おやぢの部屋2
jurassic.exblog.jp
ブログトップ
MOZART/Große Messe in c-moll
c0039487_20515761.jpg
Elin Rombo(Sop), Stella Doufexis(MS)
Tilman Lichdi(Ten), Tareq Nazmi(Bas)
Peter Dijkstra/
Chor des Bayerischen Rundfunks
Münchener Kammerorchester
SONY/88765 47785 2




モーツァルトの「ハ短調ミサ」は、ご存知のように「未完」に終わってしまった作品です。
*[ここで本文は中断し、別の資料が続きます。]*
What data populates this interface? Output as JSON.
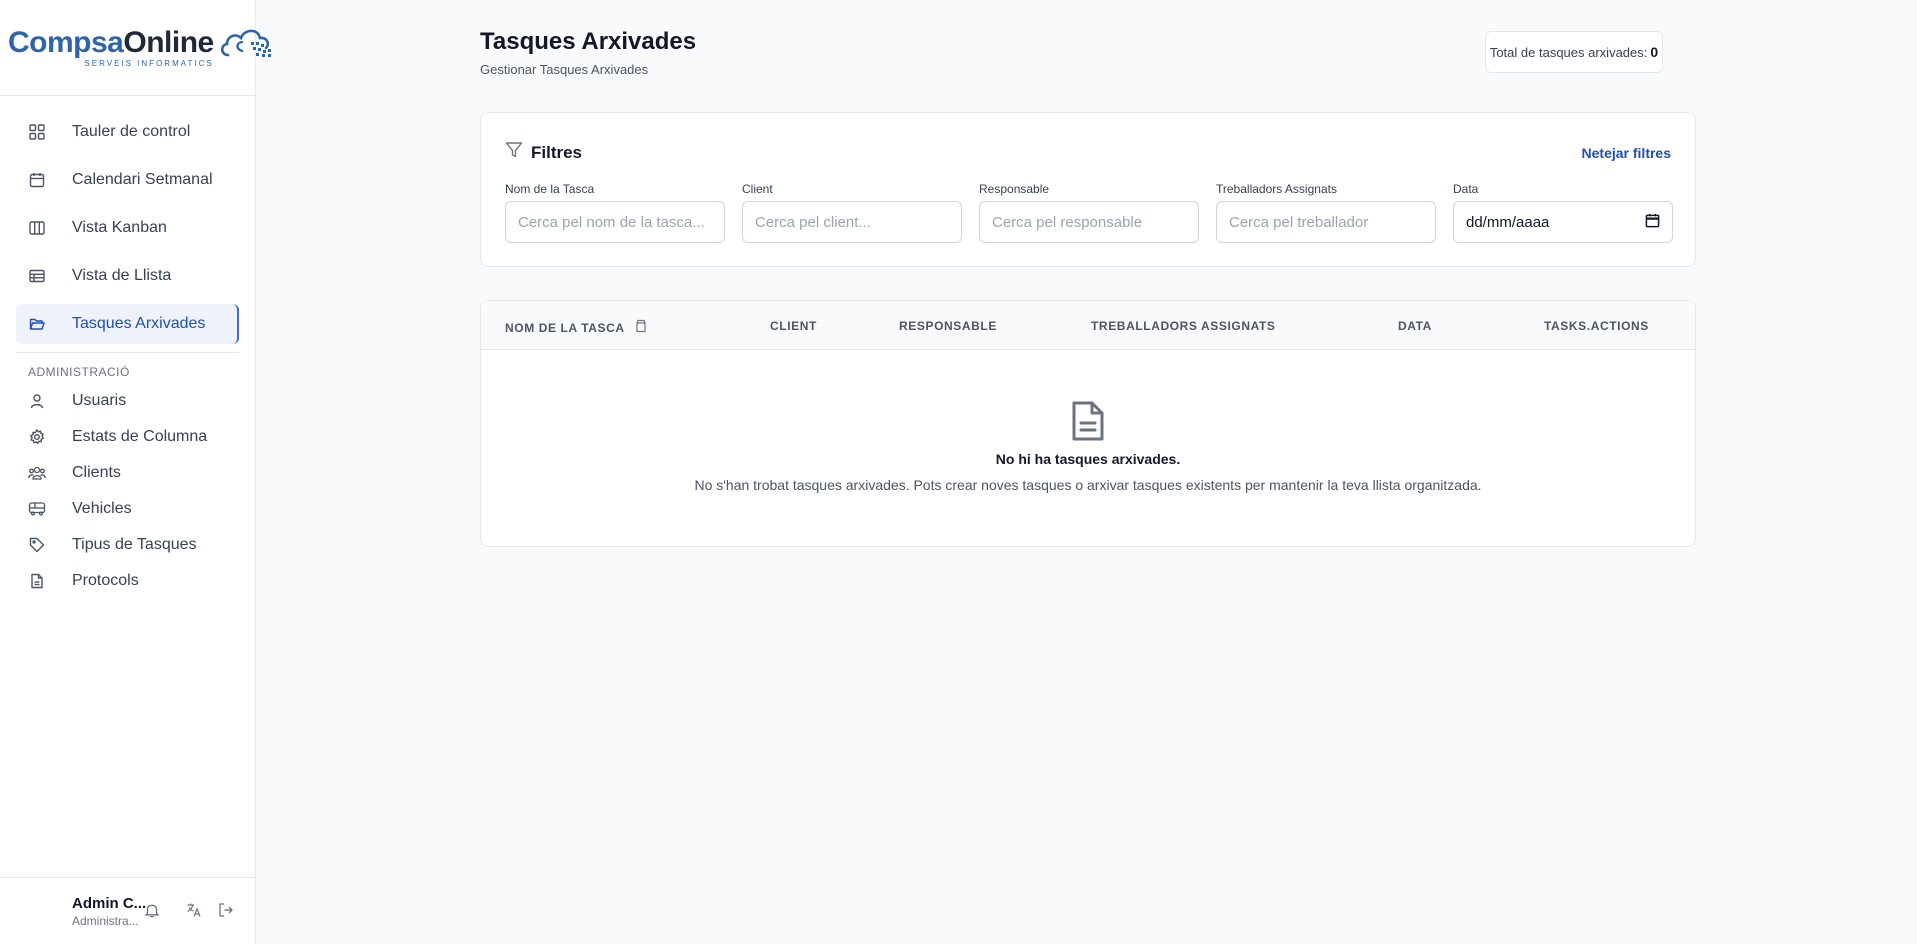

同じように未完のまま残された「レクイエム」の場合は、何しろ「商品」としてすでに前金ももらっていたものですから、遺族は必死になって「完成品」を作ろうとしました。その結果、曲がりなりにも作曲家と同じ時代に生きた別の作曲家によって完成させることが出来たので、多少の不都合はあっても一応スタンダードとしての楽譜は存在することになりました。つまり、20世紀になって多くの人が修復を試みた楽譜は、その制作過程がいかに学術的な正当性があったとしても、18世紀にモーツァルトと同じ時代を生きていたジュスマイヤーが作った楽譜を超えることはできなかったのです。
ところが、「ハ短調」の場合は、別に完成させなければならない切迫した事情というものはありませんでしたから、作曲家自身が手を引いてしまえば、彼や、彼に近い遺族が生きている間にそれを完成させようと考える人など、いるわけはありません。ということで、後に多くの人によって修復された楽譜は、それぞれ横一列で存在価値を主張する事しかできなくなっているのではないでしょうか。
ですから、今回ダイクストラがこの曲を録音するのに用いたような、「新たな」修復稿が今頃になって表れてくる余地も残っていることになります。そんなことをやってしまったのは、オランダの音楽学者のクレメンス・ケンメという人です。彼がオランダ・バッハ協会と18世紀オーケストラの委嘱によってこの「ケンメ版」を作ったのは2006年初頭のこと、同じ年の4月にブリュッヘン指揮のオランダ室内合唱団と18世紀オーケストラによって初演されています。それが好評だったので、ケンメは「レクイエム」の修復稿の委嘱も受けたそうです。彼自身のライナーノーツでは、すでにそれも完成しているような口調でしたから、いずれはその録音を聴くこともできることでしょう。
ケンメが目指したのは、例えばシュミット版やレヴィン版のように、モーツァルトが作っていない部分まででっち上げて、完成された「フル・ミサ」を作ることではなく、あくまで作曲家が手がけた曲の、欠落していたパートを埋める、という作業に徹することでした。その結果、今まであったものの中ではモーンダー版にかなり近づいたような印象を受けます。ティンパニとトランペットで派手に盛り上がる「Credo」ですね。ただ、「Et incarnatus est」の弦楽器の部分は、独自のフレーズが聴こえてきたりします。さらに「Sanctus」の合唱の入りも、オーケストラと同じところから始まっています。
ケンメは同じライナーノーツの中で、「今までに少なくとも8種類の版が出版されている」と書いていますが、これで「少なくとも9種」になりました(たぶん、アンドレ版、シュミット版、ランドン版、エーダー版、モーンダー版、バイヤー版、レヴィン版、ラングレ版で「8種」のはず)。
ダイクストラは、やはりオランダ人というところで、このケンメ版を使おうと思い立ったでしょうか。懸命に同国人を立てようと。
それはともかく、フォーレなどではあまり感心できなかったダイクストラですが、ここでは見違えるように颯爽とした演奏を繰り広げています。たぶん、モーツァルトの、かなりピリオドがかったものとは相性がいいのでしょうね。ちょっと突き放すような歌わせ方が、ノン・ビブラートの弦楽器の切迫感と見事にマッチして、心地よいドライブ感を生み出しています。
ただ、2人の女声ソリストが、かなり重たい歌い方なので、その流れを邪魔しているような気がします。メリスマなどはかなり悲惨。合唱が立ったり座ったりする音がかなりはっきり聴こえるので、これはおそらくライブ録音なのでしょう。ちょっとコンディションが悪かったのかもしれませんね。